1. Die form- und fristgerecht eingelegte Rechtsbeschwerde des Betroffenen ist vom Senat zugelassen worden, soweit sie sich gegen die Verwerfung des Antrags auf Beendigung der Absonderung als unzulässig richtet und hat insoweit jedenfalls vorläufig Erfolg. Nach allg. M. ist die Rechtsbeschwerde unabhängig von den Voraussetzungen des § 116 Abs. 1 StVollzG zulässig, wenn das rechtliche Gehör in entscheidungserheblicher Weise verletzt ist (Calliess/ Müller-Dietz, StVollzG, 11. Aufl. § 116 Rdnr 3; Arloth, StVollzG, 3. Aufl. § 116 Rdnr 3, jew. m.w.N.). Das ist hier der Fall. Die Strafvollstreckungskammer war verpflichtet, dem Betroffenen rechtliches Gehör zur Zulässigkeit seines Antrages zu gewähren.
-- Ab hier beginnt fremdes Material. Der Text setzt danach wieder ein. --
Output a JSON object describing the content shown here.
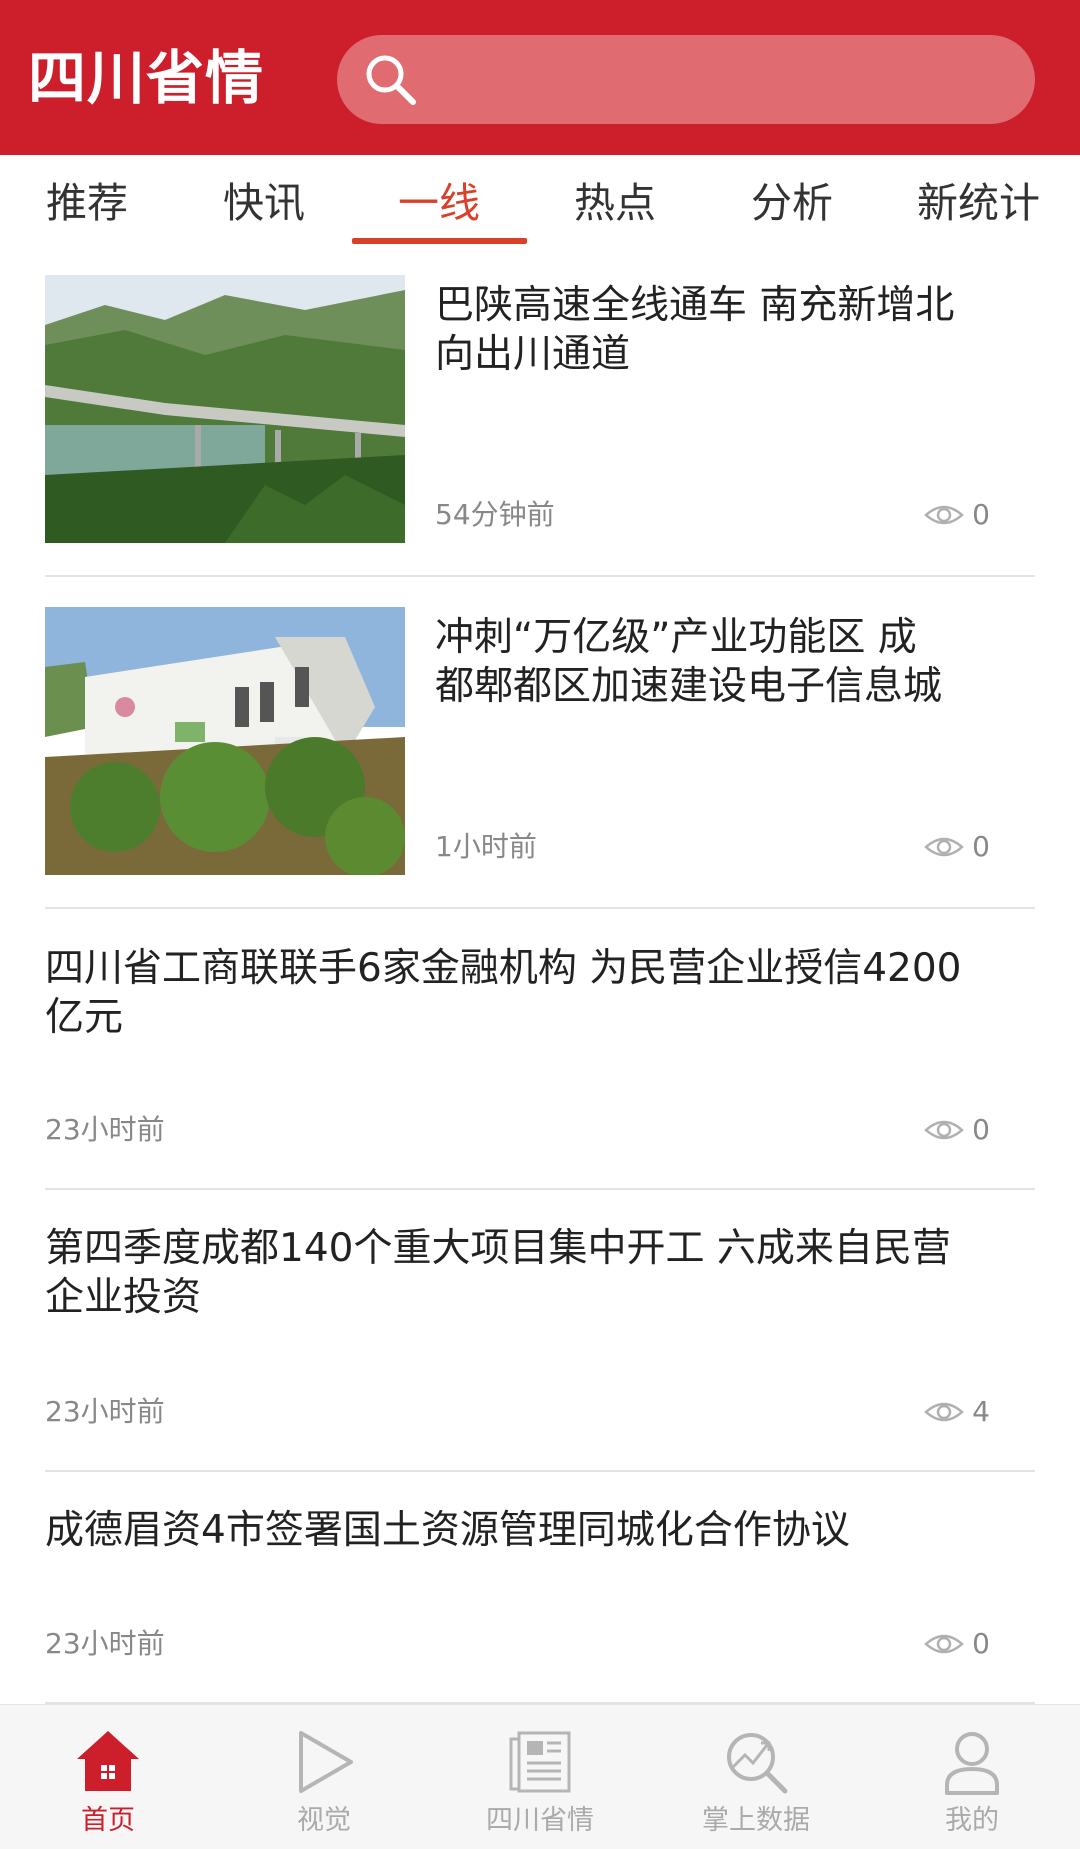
{
  "header": {
    "logo_text": "四川省情",
    "search_placeholder": ""
  },
  "tabs": [
    {
      "label": "推荐"
    },
    {
      "label": "快讯"
    },
    {
      "label": "一线",
      "active": true
    },
    {
      "label": "热点"
    },
    {
      "label": "分析"
    },
    {
      "label": "新统计"
    }
  ],
  "articles": [
    {
      "title": "巴陕高速全线通车 南充新增北向出川通道",
      "time": "54分钟前",
      "views": "0",
      "has_image": true
    },
    {
      "title": "冲刺“万亿级”产业功能区 成都郫都区加速建设电子信息城",
      "time": "1小时前",
      "views": "0",
      "has_image": true
    },
    {
      "title": "四川省工商联联手6家金融机构 为民营企业授信4200亿元",
      "time": "23小时前",
      "views": "0",
      "has_image": false
    },
    {
      "title": "第四季度成都140个重大项目集中开工 六成来自民营企业投资",
      "time": "23小时前",
      "views": "4",
      "has_image": false
    },
    {
      "title": "成德眉资4市签署国土资源管理同城化合作协议",
      "time": "23小时前",
      "views": "0",
      "has_image": false
    }
  ],
  "bottom_nav": [
    {
      "label": "首页",
      "icon": "home-icon",
      "active": true
    },
    {
      "label": "视觉",
      "icon": "play-icon"
    },
    {
      "label": "四川省情",
      "icon": "newspaper-icon"
    },
    {
      "label": "掌上数据",
      "icon": "chart-search-icon"
    },
    {
      "label": "我的",
      "icon": "user-icon"
    }
  ],
  "colors": {
    "brand_red": "#cc1f2b",
    "tab_active": "#d8402a",
    "muted": "#888888"
  }
}
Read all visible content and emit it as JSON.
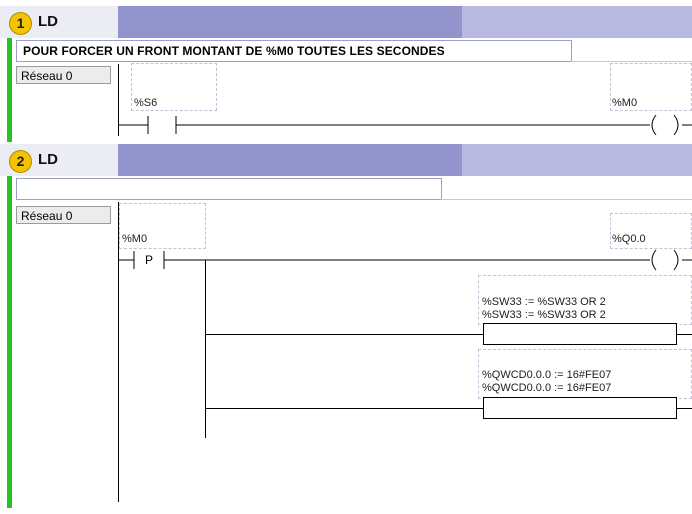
{
  "sections": [
    {
      "number": "1",
      "language": "LD",
      "comment": "POUR FORCER UN FRONT MONTANT DE %M0 TOUTES LES SECONDES",
      "network_label": "Réseau 0",
      "contact_var": "%S6",
      "coil_var": "%M0"
    },
    {
      "number": "2",
      "language": "LD",
      "comment": "",
      "network_label": "Réseau 0",
      "contact_var": "%M0",
      "contact_symbol": "P",
      "coil_var": "%Q0.0",
      "operation_blocks": [
        {
          "line1": "%SW33 := %SW33 OR 2",
          "line2": "%SW33 := %SW33 OR 2"
        },
        {
          "line1": "%QWCD0.0.0 := 16#FE07",
          "line2": "%QWCD0.0.0 := 16#FE07"
        }
      ]
    }
  ],
  "colors": {
    "left_bar": "#22c322",
    "header_mid": "#9494cc",
    "header_right": "#b8b8e0",
    "badge": "#f5c400"
  }
}
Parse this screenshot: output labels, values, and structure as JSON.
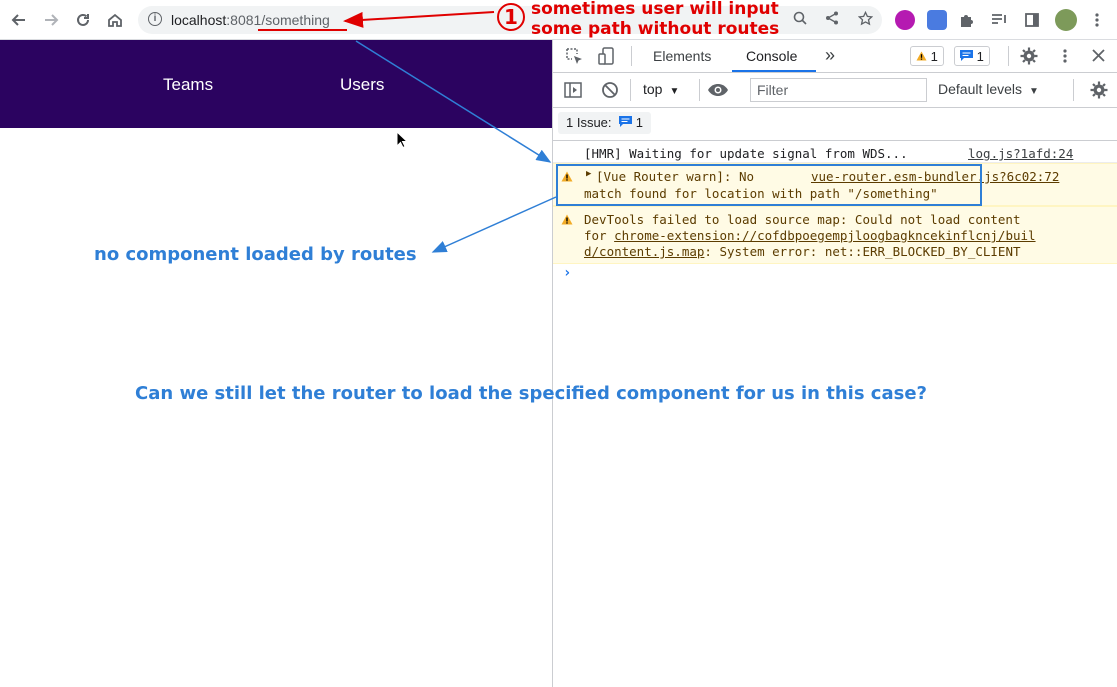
{
  "browser": {
    "url_host": "localhost",
    "url_port": ":8081",
    "url_path": "/something"
  },
  "page": {
    "nav": [
      "Teams",
      "Users"
    ],
    "navbar_color": "#2b0360"
  },
  "devtools": {
    "tabs": [
      "Elements",
      "Console"
    ],
    "more_tabs": "»",
    "warn_count": "1",
    "info_count": "1",
    "context": "top",
    "filter_placeholder": "Filter",
    "levels": "Default levels",
    "issues_label": "1 Issue:",
    "issues_count": "1",
    "messages": [
      {
        "text": "[HMR] Waiting for update signal from WDS...",
        "source": "log.js?1afd:24"
      },
      {
        "text1": "[Vue Router warn]: No",
        "source": "vue-router.esm-bundler.js?6c02:72",
        "text2": "match found for location with path \"/something\""
      },
      {
        "text1": "DevTools failed to load source map: Could not load content",
        "text2a": "for ",
        "link": "chrome-extension://cofdbpoegempjloogbagkncekinflcnj/buil",
        "text3a": "d/content.js.map",
        "text3b": ": System error: net::ERR_BLOCKED_BY_CLIENT"
      }
    ]
  },
  "annotations": {
    "number": "1",
    "red_line1": "sometimes user will input",
    "red_line2": "some path without routes",
    "blue_left": "no component loaded by routes",
    "blue_question": "Can we still let the router to load the specified component for us in this case?",
    "red_color": "#e00000",
    "blue_color": "#2f7fd6"
  }
}
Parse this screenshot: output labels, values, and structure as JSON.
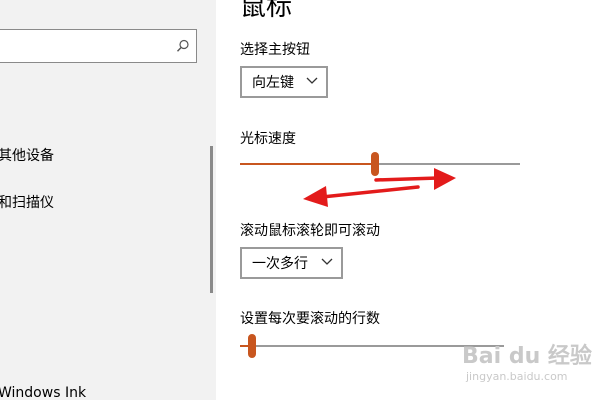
{
  "page": {
    "title": "鼠标"
  },
  "nav": {
    "search_placeholder": "",
    "items": [
      {
        "label": "其他设备"
      },
      {
        "label": "和扫描仪"
      },
      {
        "label": "Windows Ink"
      }
    ]
  },
  "settings": {
    "primary_button": {
      "label": "选择主按钮",
      "value": "向左键"
    },
    "cursor_speed": {
      "label": "光标速度",
      "value": 0.48
    },
    "wheel_scroll": {
      "label": "滚动鼠标滚轮即可滚动",
      "value": "一次多行"
    },
    "lines_per_scroll": {
      "label": "设置每次要滚动的行数",
      "value": 0.03
    }
  },
  "watermark": {
    "brand": "Bai du 经验",
    "url": "jingyan.baidu.com"
  },
  "colors": {
    "accent": "#c8561f",
    "annotation_arrow": "#e31b1b",
    "nav_background": "#f2f2f2"
  },
  "icons": {
    "search": "search-icon",
    "dropdown": "chevron-down-icon"
  }
}
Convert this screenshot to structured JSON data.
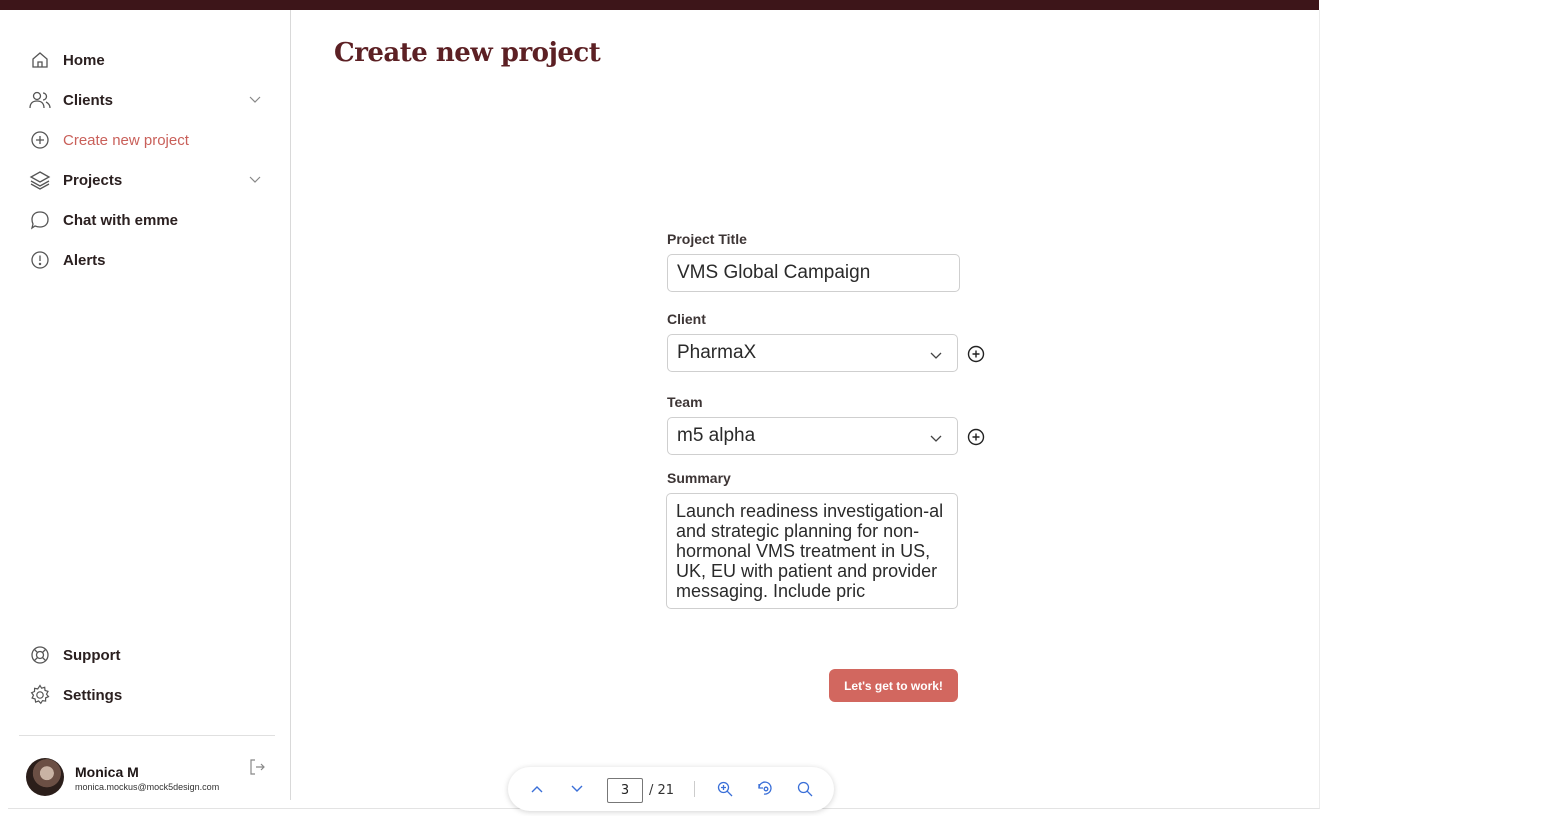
{
  "sidebar": {
    "items": [
      {
        "label": "Home",
        "icon": "home-icon"
      },
      {
        "label": "Clients",
        "icon": "users-icon",
        "expandable": true
      },
      {
        "label": "Create new project",
        "icon": "plus-circle-icon",
        "active": true
      },
      {
        "label": "Projects",
        "icon": "layers-icon",
        "expandable": true
      },
      {
        "label": "Chat with emme",
        "icon": "chat-icon"
      },
      {
        "label": "Alerts",
        "icon": "alert-icon"
      }
    ],
    "bottom_items": [
      {
        "label": "Support",
        "icon": "lifebuoy-icon"
      },
      {
        "label": "Settings",
        "icon": "gear-icon"
      }
    ],
    "user": {
      "name": "Monica M",
      "email": "monica.mockus@mock5design.com"
    }
  },
  "main": {
    "title": "Create new project",
    "form": {
      "project_title_label": "Project Title",
      "project_title_value": "VMS Global Campaign",
      "client_label": "Client",
      "client_value": "PharmaX",
      "team_label": "Team",
      "team_value": "m5 alpha",
      "summary_label": "Summary",
      "summary_value": "Launch readiness investigation-al and strategic planning for non-hormonal VMS treatment in US, UK, EU with patient and provider messaging. Include pric",
      "submit_label": "Let's get to work!"
    }
  },
  "pager": {
    "current_page": "3",
    "total": "/ 21"
  },
  "colors": {
    "brand_dark": "#3d1519",
    "accent": "#d2675f",
    "title": "#5c2024"
  }
}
Nach der Antragsschrift ist ihm der Widerspruchsbescheid zu seinem Widerspruch vom 05.01.2011 am 18.02.2011 zugegangen, weshalb der am 02.03.2011 eingegangene Antrag hiernach gem. §§ 138 Abs. 3, 112 Abs. 1 StVollzG rechtzeitig wäre. Soweit sich aus dem von der Klinikleitung vorgelegten Empfangsbekenntnis anderes ergibt, hätte die Strafvollstreckungskammer diesen Widerspruch aufklären und dem Betroffenen hierzu Gelegenheit zur Stellungnahme einräumen müssen. Das Recht auf effektiven Rechtsschutz gem. Art. 19 Abs. 4 GG gebietet es, die Voraussetzungen für die Berechnung von Rechtsmittelfristen in einer für den Rechtssuchenden eindeutigen und vorhersehbaren Weise auszulegen und so anzuwenden, dass der Zugang zu den Gerichten nicht erschwert wird (BVerfG NJW 2001, 1563, 1564). Dem wird die angefochtene Entscheidung nicht gerecht. Zwar erbringt das vollzogene Empfangsbekenntnis als öffentliche Urkunde gem. § 418 Abs. 1 ZPO grundsätzlich den Beweis nicht nur für die Entgegennahme des Schriftstücks sondern auch für den Zustellungszeitpunkt (BVerfG a.a.O. m.w.N.; Bay VGH B. v. 18.04.2011, 15 ZB 09.1763 zit. bei JURIS Rdnr 8; BGH B. v. 27.05.2003, VI ZB 77/02, NJW 2003, 2460, zit. bei JURIS Rdnr 7). Der Gegenbeweis ist aber möglich (§ 418 Abs. 2 ZPO, vgl. BVerfG a.a.O.; BayVGH a.a.O.; BGH a.a.O.). Dies erforderte es vorliegend zwingend, vor der Verwerfung des Antrages als unzulässig dem Betroffenen Gelegenheit zur Stellungnahme zur Rechtzeitigkeit seines des Antrages einzuräumen. Nach dem Vorbringen in der Rechtsbeschwerde erscheint -auch in Anbetracht der an den Gegenbeweis zu stellenden strengen Anforderungen (vgl. BVerfG a.a.O.; BGH a.a.O.)- nicht ausgeschlossen, dass dem Betroffenen der Gegenbeweis vorliegend gelingen könnte.

Der Verfahrensfehler führt zur Aufhebung der Angefochtenen Entscheidung soweit es den Antrag auf Beendigung der Absonderung betrifft und zur Zurückverweisung an das Landgericht Mönchengladbach. Dieses wird die notwendige Beweisaufnahme zur Zulässigkeit des Antrages nachholen müssen.

2. Die Rechtsbeschwerde ist unzulässig, soweit die Strafvollstreckungskammer den Antrag auf Besuche eines externen Drogenberaters während der Dauer der Absonderung zurückgewiesen hat. Insoweit gebieten weder die Fortbildung des Rechts noch die Sicherung einer einheitlichen Rechtsprechung die Nachprüfung des angefochtenen Beschlusses, §§ 138 Abs. 3, 116 Abs. 1, 119 Abs. 3 StVollzG.